At 1245 hr on March 28, a beacon was deployed, hydrophones and thrusters were extended, and the vessel settled on location. An APC/XCB BHA was made up and run to near the PDR depth of 3584.4 mbrf.
As the drill string was being deployed, a cold front passed over our location, driving the winds
from 28 kt to >55 kt in the space of a few minutes. Accompanying the arrival of the front were
very heavy rains and a drop in temperature of 4°C in <15 min. Although the intensity of the winds
quickly abated as the direction shifted from the north to the west, the resulting conditions from the
passage of the front strongly affected subsequent coring.
Hole 1169A was spudded with the APC at 2245 hr on 28 March. The seafloor depth was
calculated from the recovery of the first core and determined to be 3578.9 mbrf, or 3567.9 mbsl.

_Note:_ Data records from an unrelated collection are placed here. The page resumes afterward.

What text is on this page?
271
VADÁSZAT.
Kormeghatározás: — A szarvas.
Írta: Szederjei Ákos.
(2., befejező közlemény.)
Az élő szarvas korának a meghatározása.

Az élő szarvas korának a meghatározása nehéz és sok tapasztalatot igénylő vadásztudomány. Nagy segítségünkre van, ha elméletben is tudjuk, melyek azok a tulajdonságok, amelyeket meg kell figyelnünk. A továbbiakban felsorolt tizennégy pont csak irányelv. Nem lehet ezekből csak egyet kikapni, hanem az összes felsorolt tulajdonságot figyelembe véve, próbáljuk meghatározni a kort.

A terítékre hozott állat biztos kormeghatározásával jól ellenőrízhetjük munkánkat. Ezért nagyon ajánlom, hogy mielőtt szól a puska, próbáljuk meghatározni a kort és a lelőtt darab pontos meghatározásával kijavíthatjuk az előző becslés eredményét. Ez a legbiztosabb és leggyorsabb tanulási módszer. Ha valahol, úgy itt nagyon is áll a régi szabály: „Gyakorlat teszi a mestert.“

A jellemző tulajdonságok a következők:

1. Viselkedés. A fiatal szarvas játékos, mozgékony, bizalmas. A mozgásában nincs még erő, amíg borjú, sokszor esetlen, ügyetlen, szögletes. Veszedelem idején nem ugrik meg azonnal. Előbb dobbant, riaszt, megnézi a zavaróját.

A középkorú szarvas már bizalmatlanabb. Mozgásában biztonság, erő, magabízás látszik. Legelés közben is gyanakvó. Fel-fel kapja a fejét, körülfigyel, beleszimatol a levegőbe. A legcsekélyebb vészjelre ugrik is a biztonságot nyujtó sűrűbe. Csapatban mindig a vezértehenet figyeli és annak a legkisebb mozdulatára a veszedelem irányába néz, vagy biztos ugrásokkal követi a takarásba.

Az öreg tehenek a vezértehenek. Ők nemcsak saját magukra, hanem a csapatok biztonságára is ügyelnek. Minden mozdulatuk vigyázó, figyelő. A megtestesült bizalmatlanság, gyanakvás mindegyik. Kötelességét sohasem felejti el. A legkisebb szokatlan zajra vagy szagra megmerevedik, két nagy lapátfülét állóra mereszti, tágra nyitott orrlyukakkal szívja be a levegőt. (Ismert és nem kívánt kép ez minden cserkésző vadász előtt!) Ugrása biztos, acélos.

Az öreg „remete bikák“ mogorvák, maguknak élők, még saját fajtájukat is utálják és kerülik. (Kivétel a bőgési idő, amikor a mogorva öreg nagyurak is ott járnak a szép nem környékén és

As piston coring was initiated, the weather deteriorated and generated considerable vessel motion
that adversely affected the quality of the cores. During coring in this hole, the winds were
predominantly from the west and never dropped below 22 kt with gusts frequently measured
between 35 and 40 kt. There was also a complex swell from the west and southwest (~5 m
amplitude) that would periodically combine and push the vessel heave >6 m.
The weather made for difficult operations with resulting poor quality of the piston cores.
During operations, the wireline had to be re-terminated at the rope socket twice because of fraying
steel-rope members arising from an excessive bending radius caused by excessive vessel motion.
Two additional wireline roundtrips were needed to fish out the core barrel when the wireline
eventually parted at the rope socket. On another occasion, coring had to be stopped for several
hours while the drill crew disassembled the piston corer to clean out a core liner that completely
failed, likely a result of the extreme hydraulic forces. The wireline speed was also reduced to
accommodate the weather-induced motion of the drill string and vessel.
The quality of the cores was poor due to the flow-in and vertical disturbance caused by the
dynamics of attempting to piston core in this environment. During piston coring, the heave
compensator is not used except for drilling or washing ahead to position the drill bit for the next
piston core attempt. When the piston corer is fired, the heave compensator is locked and the bit is
forced to follow the vertical motion of the vessel. It was expected that as soon as XCB coring was
initiated, the core quality would improve because of the activation of the heave compensator with a
resulting decrease in core disturbance. Unfortunately, the main objective for this site was recovery
of an upper Neogene section for high-resolution analysis that only undisturbed APC cores could
After the APC coring advanced to a depth of 199 mbsf, we switched to the XCB system in an
attempt to minimize core disturbance, despite the fact that only minimum pull-out force was
required to free the core barrel from the sediment. Coring concluded when the XCB deepened the
hole from 199 mbsf to the depth objective of 247 mbsf. The main goal for this site was high
resolution analysis of the sedimentary record; hence, operations were terminated because of the
effect that the sea state was having on core quality. The average recovery of the piston-cored
section of the hole was 100%, with overall recovery being 91%.
The drill bit was pulled clear of the seafloor at 0200 hr on 31 March and the drill string was recovered. As the BHA was being disassembled into the component drill collars in preparation for the transit to the next site, the beacon was successfully recovered. Following the retraction of the thrusters and hydrophones and the securing of the drilling equipment, the vessel began the short transit to the next site at 0830 hr on 31 March.